It’s important to recognize an infected tooth and get treatment quickly. Watch for the symptoms of tooth infection, such as:
Severe toothache–may be spontaneous or in response to temperature, pressure, or sweets
- Discoloured tooth
- Chronic bad breath or foul taste in mouth
- Pimple-like sores on the gums
- Oozing sores on the gums
- Local warmth at a tooth
- Fever
Most people with an infected tooth will feel pain. The tooth pain might be spontaneous or it might be sensitivity to temperature, pressure, or sweets. The pain is often so severe that you can’t sleep or go about your normal routine. You might also feel an “echo pain” in other parts of your body when your tooth hurts. But not everyone feels pain–don’t let a lack of pain convince you that you don’t have an infection.
When bacteria infect a tooth, they kill the pulp that lives inside, replacing it with bacteria. This can cause tooth discolouration.

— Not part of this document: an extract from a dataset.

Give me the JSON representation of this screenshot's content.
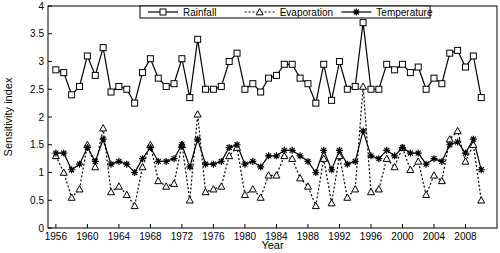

Bad breath and a foul taste in the mouth often come from drainage out of the infected tooth. This sign is in common with gum disease.
Sores in your mouth appear as the infection spreads out of the tooth and into the bone and gums around the tooth. When these appear, the infection isn’t threatening just the tooth anymore.
If you touch the infection site, you might feel warmth, the result of your body sending resources to combat the infection. A fever is your body trying to fight the infection, which threatens to go systemic.